No indigenous name for the game has been preserved. The Spanish referred to it as el juego de la pelota, “the ballgame.” The game involved kicking a small, hard ball against a single goalpost. The same game was also played by the western Timucua, and was as significant among them as it was among the Apalachee. A related but distinct game was played by the eastern Timucua; René Goulaine de Laudonnière recorded seeing this played by the Saturiwa of what is now Jacksonville, Florida in 1564. Goalposts similar to those used by the Apalachee were also seen in the Coosa chiefdom of present-day in Alabama during the 16th century, suggesting that similar ball games were played across much of the region.
A village would challenge another village to a game, and the two villages would then negotiate a day and place for the match. After the Spanish missions were established, the games usually took place on a Sunday afternoon, from about noon until dark. The two teams kicked a small ball (not much bigger than a musket ball), made by wrapping buckskin around dried mud, trying to hit the goalpost. The single goalpost was triangular, flat, and taller than it was wide, on a long post (Bushnell described it, based on a drawing in a Spanish manuscript, as “like a tall, flat Christmas tree with a long trunk”). There were snail shells, a nest and a stuffed eagle on top of the goalpost. Benches, and sometimes arbors to shade them, were placed at the edges of the field for the two teams. Spectators gambled heavily on the games. As the Apalachee did not normally use money, their bets were made with personal goods.
Each team consisted of 40 to 50 men. The best players were highly prized, and villages gave them houses, planted their fields for them, and overlooked their misdeeds in an effort to keep such players on their teams. Players scored one point if they hit the goalpost with the ball, and two points if the ball landed in the nest. Eleven points won the game. Play was rough: players would pile on fallen players, walk on them, kick them, including in the face, pull on arms and legs and stuff dirt in each other’s mouths. Players were told to die before letting go of the ball. They would try to hide the ball in their mouths; other players would choke them or kick them in the stomach to force the ball out. Arms and legs were broken. Players laid out on the ground would be revived by a bucket of cold water. There were occasional deaths. According to Father Paiva, five games in a row had ended in riots.

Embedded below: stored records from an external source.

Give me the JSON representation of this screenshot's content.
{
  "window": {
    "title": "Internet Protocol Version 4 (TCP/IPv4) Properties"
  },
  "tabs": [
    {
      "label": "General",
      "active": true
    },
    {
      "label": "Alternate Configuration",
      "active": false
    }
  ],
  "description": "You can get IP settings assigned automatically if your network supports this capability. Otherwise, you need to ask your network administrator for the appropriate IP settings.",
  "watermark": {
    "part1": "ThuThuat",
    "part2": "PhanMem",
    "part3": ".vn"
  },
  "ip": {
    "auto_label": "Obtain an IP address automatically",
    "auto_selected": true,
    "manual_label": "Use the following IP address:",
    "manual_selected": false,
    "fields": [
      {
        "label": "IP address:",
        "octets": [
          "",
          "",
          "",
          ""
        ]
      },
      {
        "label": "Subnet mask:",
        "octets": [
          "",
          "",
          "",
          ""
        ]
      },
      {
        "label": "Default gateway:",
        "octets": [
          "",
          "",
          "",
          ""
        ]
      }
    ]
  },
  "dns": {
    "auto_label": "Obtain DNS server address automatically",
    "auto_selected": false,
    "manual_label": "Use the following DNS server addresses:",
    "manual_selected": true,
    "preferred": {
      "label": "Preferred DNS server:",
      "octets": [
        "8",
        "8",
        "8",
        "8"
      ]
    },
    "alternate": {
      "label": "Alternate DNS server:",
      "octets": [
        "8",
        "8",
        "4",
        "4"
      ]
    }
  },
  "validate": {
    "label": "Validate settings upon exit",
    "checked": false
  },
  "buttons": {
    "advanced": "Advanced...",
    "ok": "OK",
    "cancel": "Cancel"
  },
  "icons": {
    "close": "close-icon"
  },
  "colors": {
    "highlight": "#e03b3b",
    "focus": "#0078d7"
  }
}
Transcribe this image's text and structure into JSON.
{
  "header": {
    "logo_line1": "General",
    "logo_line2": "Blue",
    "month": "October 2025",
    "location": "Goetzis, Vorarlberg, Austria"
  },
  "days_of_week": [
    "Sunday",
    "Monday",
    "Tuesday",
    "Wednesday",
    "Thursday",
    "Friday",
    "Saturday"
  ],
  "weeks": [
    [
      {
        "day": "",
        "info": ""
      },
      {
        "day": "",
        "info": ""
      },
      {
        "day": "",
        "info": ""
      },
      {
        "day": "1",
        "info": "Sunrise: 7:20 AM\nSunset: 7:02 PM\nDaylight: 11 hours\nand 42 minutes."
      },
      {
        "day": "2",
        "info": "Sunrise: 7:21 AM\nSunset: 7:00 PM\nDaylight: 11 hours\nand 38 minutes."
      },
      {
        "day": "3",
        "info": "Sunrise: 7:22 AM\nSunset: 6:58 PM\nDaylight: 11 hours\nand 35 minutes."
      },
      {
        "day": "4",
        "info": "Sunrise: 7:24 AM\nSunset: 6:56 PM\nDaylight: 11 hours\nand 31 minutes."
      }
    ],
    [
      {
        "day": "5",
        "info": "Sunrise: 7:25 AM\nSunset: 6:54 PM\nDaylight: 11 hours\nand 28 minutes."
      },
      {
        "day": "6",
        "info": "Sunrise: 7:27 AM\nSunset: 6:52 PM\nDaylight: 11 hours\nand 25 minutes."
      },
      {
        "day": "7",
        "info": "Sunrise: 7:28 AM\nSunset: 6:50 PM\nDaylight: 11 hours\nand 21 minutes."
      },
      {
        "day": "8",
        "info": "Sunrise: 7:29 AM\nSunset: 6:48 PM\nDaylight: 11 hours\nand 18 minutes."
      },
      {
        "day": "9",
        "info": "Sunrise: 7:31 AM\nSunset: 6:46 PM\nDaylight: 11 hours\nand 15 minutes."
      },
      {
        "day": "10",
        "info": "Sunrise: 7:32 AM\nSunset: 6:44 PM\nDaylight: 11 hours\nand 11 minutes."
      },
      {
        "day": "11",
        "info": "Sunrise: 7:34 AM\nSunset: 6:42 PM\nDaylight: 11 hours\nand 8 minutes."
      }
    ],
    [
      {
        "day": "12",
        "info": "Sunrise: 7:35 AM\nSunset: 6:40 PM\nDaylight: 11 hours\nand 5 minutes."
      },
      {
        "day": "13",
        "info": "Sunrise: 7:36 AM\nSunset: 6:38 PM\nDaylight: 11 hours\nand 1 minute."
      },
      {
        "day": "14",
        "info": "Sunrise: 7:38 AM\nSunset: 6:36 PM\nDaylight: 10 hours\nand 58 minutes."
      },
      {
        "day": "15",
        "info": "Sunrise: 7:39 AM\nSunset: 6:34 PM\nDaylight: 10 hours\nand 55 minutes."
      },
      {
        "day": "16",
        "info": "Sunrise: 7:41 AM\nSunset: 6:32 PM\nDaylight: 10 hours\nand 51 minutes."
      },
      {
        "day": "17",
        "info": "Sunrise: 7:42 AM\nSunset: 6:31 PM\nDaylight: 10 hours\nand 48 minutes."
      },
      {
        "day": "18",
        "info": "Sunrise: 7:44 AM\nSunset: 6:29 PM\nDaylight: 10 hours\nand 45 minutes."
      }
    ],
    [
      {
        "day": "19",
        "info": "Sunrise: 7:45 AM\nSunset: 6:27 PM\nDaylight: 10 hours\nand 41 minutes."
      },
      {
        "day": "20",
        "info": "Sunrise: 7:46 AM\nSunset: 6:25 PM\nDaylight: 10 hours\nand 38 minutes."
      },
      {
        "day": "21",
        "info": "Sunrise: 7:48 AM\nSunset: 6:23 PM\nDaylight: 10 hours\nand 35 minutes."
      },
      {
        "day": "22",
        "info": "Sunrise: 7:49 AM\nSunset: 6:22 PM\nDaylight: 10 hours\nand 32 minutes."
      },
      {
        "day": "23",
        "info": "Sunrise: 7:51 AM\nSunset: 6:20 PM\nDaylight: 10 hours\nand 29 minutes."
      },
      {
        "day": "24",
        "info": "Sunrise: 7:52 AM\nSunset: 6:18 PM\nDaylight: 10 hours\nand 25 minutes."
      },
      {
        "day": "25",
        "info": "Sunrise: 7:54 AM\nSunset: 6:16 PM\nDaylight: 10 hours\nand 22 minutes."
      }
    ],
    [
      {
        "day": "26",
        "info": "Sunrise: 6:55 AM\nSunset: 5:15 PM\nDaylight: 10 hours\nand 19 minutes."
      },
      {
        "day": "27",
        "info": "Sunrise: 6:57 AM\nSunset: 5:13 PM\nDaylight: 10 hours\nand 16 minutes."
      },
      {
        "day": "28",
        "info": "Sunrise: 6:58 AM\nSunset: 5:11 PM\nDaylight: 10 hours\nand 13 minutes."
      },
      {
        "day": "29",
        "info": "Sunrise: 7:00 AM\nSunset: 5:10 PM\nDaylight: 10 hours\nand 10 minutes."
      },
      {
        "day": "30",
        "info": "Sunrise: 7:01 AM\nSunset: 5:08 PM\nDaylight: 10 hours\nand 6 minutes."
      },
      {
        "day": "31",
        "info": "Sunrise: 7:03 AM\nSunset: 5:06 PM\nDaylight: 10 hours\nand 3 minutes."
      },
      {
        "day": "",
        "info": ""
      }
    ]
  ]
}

The origin of the games was the subject of an elaborate mythology. The giving of challenges for a game and the erection of goalposts and players’ benches involved rituals and ceremonies, “superstitions” and “sorceries,” in the view of Father Pavia. The Apalachee expanded the superstitions to include Christian elements; after losing two games in a row, one village decided that was because their mission church was closed during the games. Players also asked priests to make the sign of the cross over pileups during a game.